Jak potomni będą wspominać nasze czasy?
Zdecydowanie chciałbym uniknąć wrażenia, że narzekam na tzw. „nasze czasy” i sugeruję, że kiedyś było lepiej. Nic z tych rzeczy – uwielbiam rzeczywistość, w której żyję. Doceniam wszelkie, niedostępne jeszcze 10 czy 15 lat temu ułatwienia, dzięki którym moje życie jest znacznie przyjemniejsze, niż byłoby gdyby urodził się dekadę wcześniej. Podziwiam rozwój współczesnej nauki i technologii, a zwłaszcza cuda łączącej obie te dziedziny medycyny. Ale w tym wszystkim jest jakiś niedosyt.
Może po prostu czegoś nie dostrzegam, ale nie widzę na horyzoncie przedsięwzięć, które mają szansę wprowadzić w naszym życiu rewolucyjne zmiany. Wielkich projektów, które rozpalałyby naszą wyobraźnię i jednoczyły ludzi wokół jakiejś ambitnej idei. Może wyprawa na Marsa?
Może po prostu epoka takich projektów dobiegła końca, a naszą przyszłością jest techniczna ewolucja zamiast rewolucyjnych zmian?
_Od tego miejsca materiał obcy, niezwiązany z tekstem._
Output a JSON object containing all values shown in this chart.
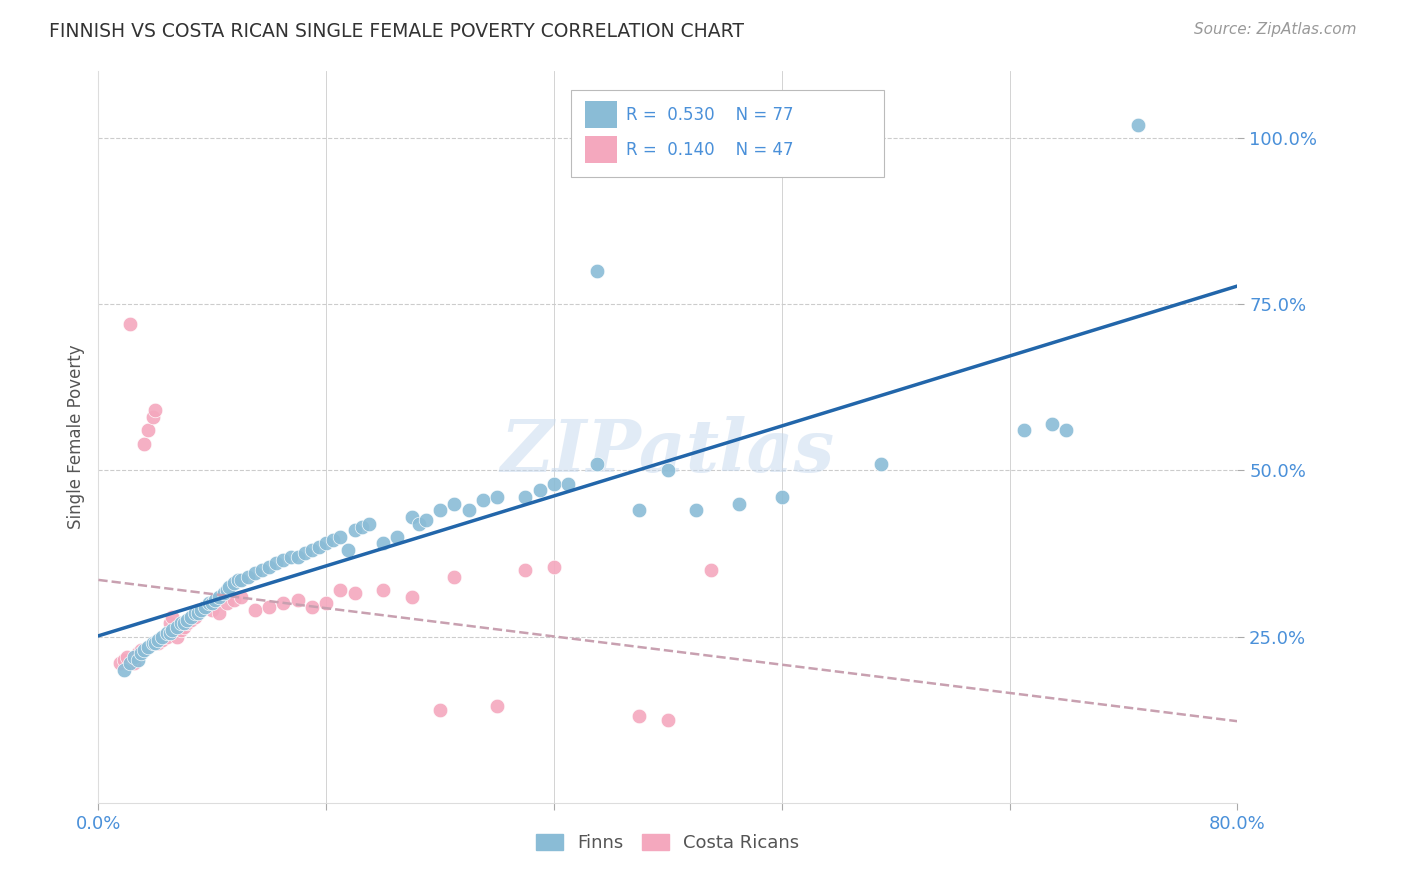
{
  "title": "FINNISH VS COSTA RICAN SINGLE FEMALE POVERTY CORRELATION CHART",
  "source": "Source: ZipAtlas.com",
  "ylabel": "Single Female Poverty",
  "xlim": [
    0.0,
    0.8
  ],
  "ylim": [
    0.0,
    1.1
  ],
  "watermark": "ZIPatlas",
  "blue_color": "#8abcd6",
  "pink_color": "#f4a8be",
  "blue_line_color": "#2266aa",
  "pink_line_color": "#d4a0b0",
  "grid_color": "#cccccc",
  "text_color": "#4a90d9",
  "title_color": "#333333",
  "source_color": "#999999",
  "ylabel_color": "#555555",
  "legend_text_color": "#4a90d9",
  "bottom_legend_color": "#555555",
  "finns_x": [
    0.018,
    0.022,
    0.025,
    0.028,
    0.03,
    0.032,
    0.035,
    0.038,
    0.04,
    0.042,
    0.045,
    0.048,
    0.05,
    0.052,
    0.055,
    0.058,
    0.06,
    0.062,
    0.065,
    0.068,
    0.07,
    0.072,
    0.075,
    0.078,
    0.08,
    0.082,
    0.085,
    0.088,
    0.09,
    0.092,
    0.095,
    0.098,
    0.1,
    0.105,
    0.11,
    0.115,
    0.12,
    0.125,
    0.13,
    0.135,
    0.14,
    0.145,
    0.15,
    0.155,
    0.16,
    0.165,
    0.17,
    0.175,
    0.18,
    0.185,
    0.19,
    0.2,
    0.21,
    0.22,
    0.225,
    0.23,
    0.24,
    0.25,
    0.26,
    0.27,
    0.28,
    0.3,
    0.31,
    0.32,
    0.33,
    0.35,
    0.38,
    0.4,
    0.42,
    0.45,
    0.48,
    0.55,
    0.65,
    0.67,
    0.68,
    0.73,
    0.35
  ],
  "finns_y": [
    0.2,
    0.21,
    0.22,
    0.215,
    0.225,
    0.23,
    0.235,
    0.24,
    0.24,
    0.245,
    0.25,
    0.255,
    0.255,
    0.26,
    0.265,
    0.27,
    0.27,
    0.275,
    0.28,
    0.285,
    0.285,
    0.29,
    0.295,
    0.3,
    0.3,
    0.305,
    0.31,
    0.315,
    0.32,
    0.325,
    0.33,
    0.335,
    0.335,
    0.34,
    0.345,
    0.35,
    0.355,
    0.36,
    0.365,
    0.37,
    0.37,
    0.375,
    0.38,
    0.385,
    0.39,
    0.395,
    0.4,
    0.38,
    0.41,
    0.415,
    0.42,
    0.39,
    0.4,
    0.43,
    0.42,
    0.425,
    0.44,
    0.45,
    0.44,
    0.455,
    0.46,
    0.46,
    0.47,
    0.48,
    0.48,
    0.51,
    0.44,
    0.5,
    0.44,
    0.45,
    0.46,
    0.51,
    0.56,
    0.57,
    0.56,
    1.02,
    0.8
  ],
  "costa_ricans_x": [
    0.015,
    0.018,
    0.02,
    0.022,
    0.025,
    0.028,
    0.03,
    0.032,
    0.035,
    0.038,
    0.04,
    0.042,
    0.045,
    0.048,
    0.05,
    0.052,
    0.055,
    0.058,
    0.06,
    0.062,
    0.065,
    0.068,
    0.07,
    0.075,
    0.08,
    0.085,
    0.09,
    0.095,
    0.1,
    0.11,
    0.12,
    0.13,
    0.14,
    0.15,
    0.16,
    0.17,
    0.18,
    0.2,
    0.22,
    0.24,
    0.25,
    0.28,
    0.3,
    0.32,
    0.38,
    0.4,
    0.43
  ],
  "costa_ricans_y": [
    0.21,
    0.215,
    0.22,
    0.72,
    0.21,
    0.225,
    0.23,
    0.54,
    0.56,
    0.58,
    0.59,
    0.24,
    0.245,
    0.25,
    0.27,
    0.28,
    0.25,
    0.26,
    0.265,
    0.27,
    0.275,
    0.28,
    0.29,
    0.295,
    0.29,
    0.285,
    0.3,
    0.305,
    0.31,
    0.29,
    0.295,
    0.3,
    0.305,
    0.295,
    0.3,
    0.32,
    0.315,
    0.32,
    0.31,
    0.14,
    0.34,
    0.145,
    0.35,
    0.355,
    0.13,
    0.125,
    0.35
  ]
}
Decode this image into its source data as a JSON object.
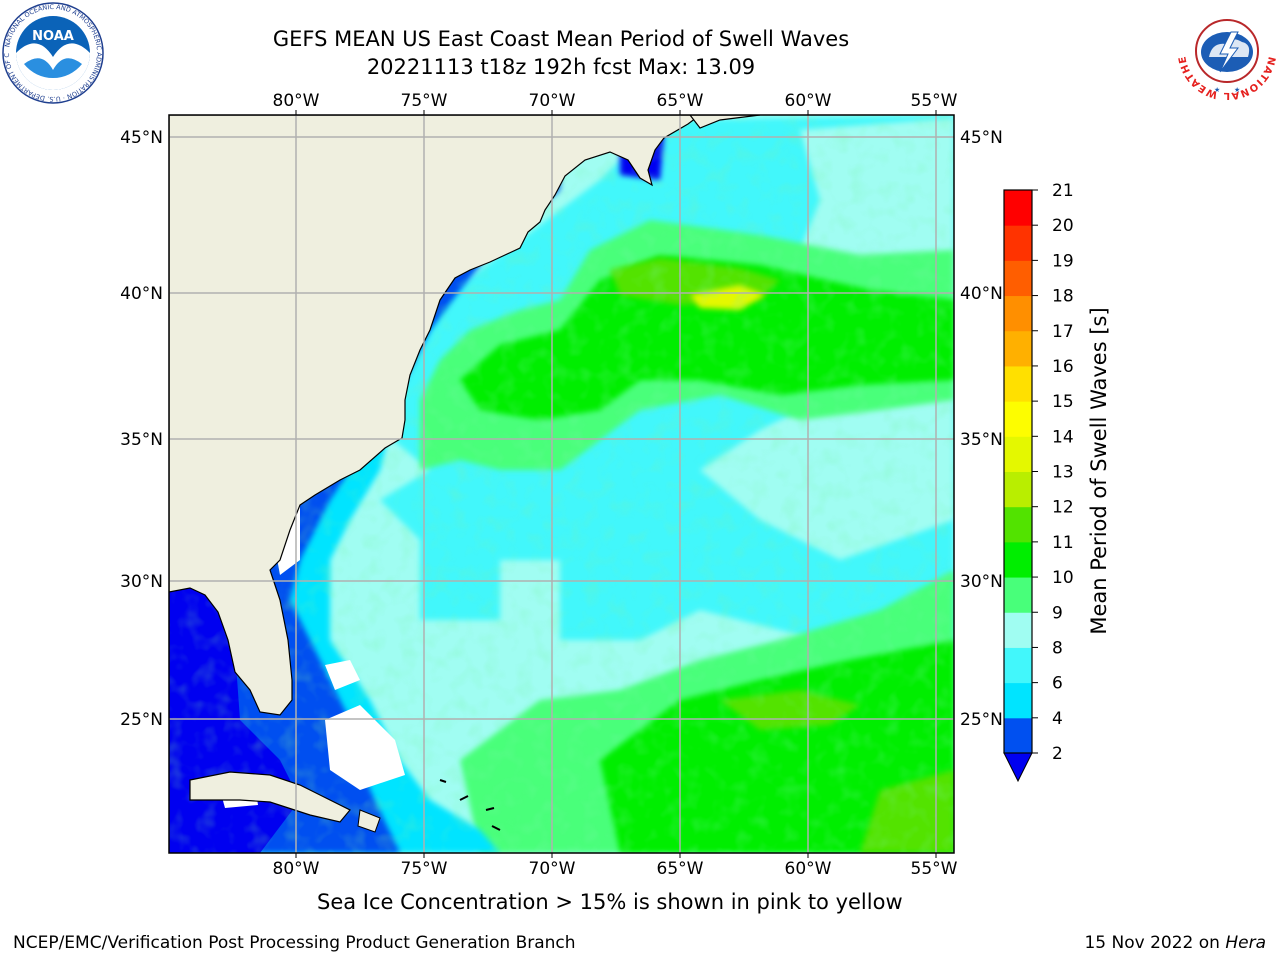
{
  "header": {
    "title_line1": "GEFS MEAN US East Coast Mean Period of Swell Waves",
    "title_line2": "20221113 t18z 192h fcst   Max: 13.09"
  },
  "logos": {
    "left": {
      "icon": "noaa-logo",
      "text": "NOAA",
      "ring_text": "NATIONAL OCEANIC AND ATMOSPHERIC ADMINISTRATION · U.S. DEPARTMENT OF COMMERCE"
    },
    "right": {
      "icon": "nws-logo",
      "ring_text": "NATIONAL WEATHER SERVICE"
    }
  },
  "map": {
    "lon_labels": [
      "80°W",
      "75°W",
      "70°W",
      "65°W",
      "60°W",
      "55°W"
    ],
    "lat_labels": [
      "45°N",
      "40°N",
      "35°N",
      "30°N",
      "25°N"
    ],
    "colors": {
      "land": "#efefdf",
      "grid": "#b0b0b0",
      "no_data": "#ffffff"
    }
  },
  "colorbar": {
    "label": "Mean Period of Swell Waves [s]",
    "ticks": [
      "2",
      "4",
      "6",
      "8",
      "9",
      "10",
      "11",
      "12",
      "13",
      "14",
      "15",
      "16",
      "17",
      "18",
      "19",
      "20",
      "21"
    ],
    "colors": [
      "#0050f0",
      "#00e4ff",
      "#42f7fb",
      "#a0fdf2",
      "#48ff7a",
      "#00ee00",
      "#52e300",
      "#b9ee00",
      "#e4f800",
      "#fdfd00",
      "#ffe000",
      "#ffb000",
      "#ff8f00",
      "#ff5e00",
      "#ff3300",
      "#ff0000"
    ],
    "under_color": "#0000f0"
  },
  "footer": {
    "caption": "Sea Ice Concentration > 15% is shown in pink to yellow",
    "left": "NCEP/EMC/Verification Post Processing Product Generation Branch",
    "right_date": "15 Nov 2022 on ",
    "right_machine": "Hera"
  }
}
A może takie zmiany właśnie następują, ale ich nie dostrzegamy? Wiem, trochę dużo tych znaków zapytania. Zastanawia mnie jednak, co o naszych czasach powiedzą Ziemianie, żyjący np. w XXIII wieku. Nazwą je epoką stagnacji, zmarnowanych szans czy może niebywałego rozwoju?